SAREBBERO INVECE 71 I BAMBINI uccisi finora dalla guerra di Putin secondo Liudmyla Denisova, incaricata dei diritti umani al parlamento ucraino. 100 i feriti.
Le versioni contrapposte hanno riguardato un po’ tutto lo scenario del conflitto anche ieri. I corridoi umanitari che non funzionano e anzi vengono bombardati, la fornitura elettrica delle centrali nucleari, la velocità (o lentezza?) con cui procede l’avanzata militare russa verso Kiev, da dove secondo il sindaco Vitali Klitschko sarebbe già stata evacuata metà della popolazione.
Tra le vittime più che collaterali, anche perché a quanto riferiscono su Telegram fonti del ministero dell’Interno ucraino ci sarebbero solo danni materiali, lo stabilimento della Coca-Cola di Bolshaya Dymerka, non distante dalla capitale.

ZALENSKY IERI HA AGGIORNATO sui negoziati di pace il cancelliere tedesco Scholz e il presidente francese Macron, ricevuto «ulteriori sostegni all’Ucraina» dal premier britannico Johnson, discusso con tutti e tre di nuove sanzioni da imporre a Mosca. Dagli Usa ha incassato il primo sì del Congresso a nuovi aiuti: 13,6 milioni di dollari, per metà in armi.

La volontà di resistere è stata poi reiterata da più parti, con l’intensità di sempre. In evidenza anche l’ex premier Tymoshenko. E la notizia, già trapelata martedì, che Kiev si vede costretta a ritirare i 250 caschi blu ucraini impegnati nella missione Onu in Congo, divenuto all’improvviso un posto sicuro. Soprattutto rispetto agli scenari prefigurati da Boris Johnson, che intervistato da SkyNews ha espresso il timore che Putin – ieri alle prese con la tempesta economica e con l’ormai quasi scandalo dei coscritti spediti sul fronte ucraino – possa ordinare l’uso di armi chimiche.

L’ipotesi di una guerra nucleare, almeno quella è sembrata in ribasso. «Non ci credo e non la voglio» ha assicurato Lavrov, accusando la Nato e l’Occidente di aver sollevato il tema. Ma anche la guerra convenzionale non scherza. E per ora non si ferma, aggravando un costo già abnorme di vittime civili.

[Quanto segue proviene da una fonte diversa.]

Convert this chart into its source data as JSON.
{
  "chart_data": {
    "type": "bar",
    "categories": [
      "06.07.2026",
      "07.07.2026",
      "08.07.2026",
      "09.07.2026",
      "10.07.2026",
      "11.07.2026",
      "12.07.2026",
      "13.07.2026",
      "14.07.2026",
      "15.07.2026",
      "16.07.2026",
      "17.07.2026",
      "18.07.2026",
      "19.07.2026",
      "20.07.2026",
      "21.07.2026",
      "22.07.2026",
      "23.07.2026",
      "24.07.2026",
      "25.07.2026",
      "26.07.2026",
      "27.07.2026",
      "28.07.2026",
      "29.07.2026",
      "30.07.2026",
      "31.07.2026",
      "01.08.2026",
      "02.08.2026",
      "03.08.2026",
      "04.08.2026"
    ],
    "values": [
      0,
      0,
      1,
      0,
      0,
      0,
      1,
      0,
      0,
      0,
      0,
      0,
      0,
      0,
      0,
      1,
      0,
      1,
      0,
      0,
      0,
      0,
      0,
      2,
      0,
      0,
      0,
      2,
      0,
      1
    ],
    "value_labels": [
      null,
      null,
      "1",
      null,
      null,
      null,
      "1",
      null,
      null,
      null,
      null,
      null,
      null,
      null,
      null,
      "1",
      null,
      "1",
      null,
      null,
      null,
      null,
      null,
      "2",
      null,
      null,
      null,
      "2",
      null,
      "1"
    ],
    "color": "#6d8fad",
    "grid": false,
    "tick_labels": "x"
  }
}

TRA LE POSSIBILI E DA PIÙ PARTI invocate figure di mediazione ieri sarebbe sceso in campo anche Gerhard Schröder, cancelliere tedesco dal 1998 al 2005 e oggi ai vertici non senza polemiche del gigante petrolifero russo Rosneft, via Gazprom, e del consorzio che ha le chiavi di NorthStream2. Volando a Mosca per incontrare a quanto si dice Putin ha quasi rubato la scena a Erdogan. Il quale sui non progressi nel negoziato in terra turca in serata ha aggiornato il presidente americano Joe Biden. Rimarcando la capacità di Ankara di «dialogare con entrambe le parti» in virtù delle «ottime relazioni sia con Kiev che con Mosca». Già che c’era ha ricordato a Biden come sia «giunto il momento di togliere le sanzioni imposte alla Turchia e di raggiungere un accordo su compravendita e modernizzazione dei nuovi aerei da combattimento F-16». Il riferimento è all’esclusione della Turchia dal programma Nato F-35 dopo l’acquisto dei sistemi di difesa missilistica russi S-400.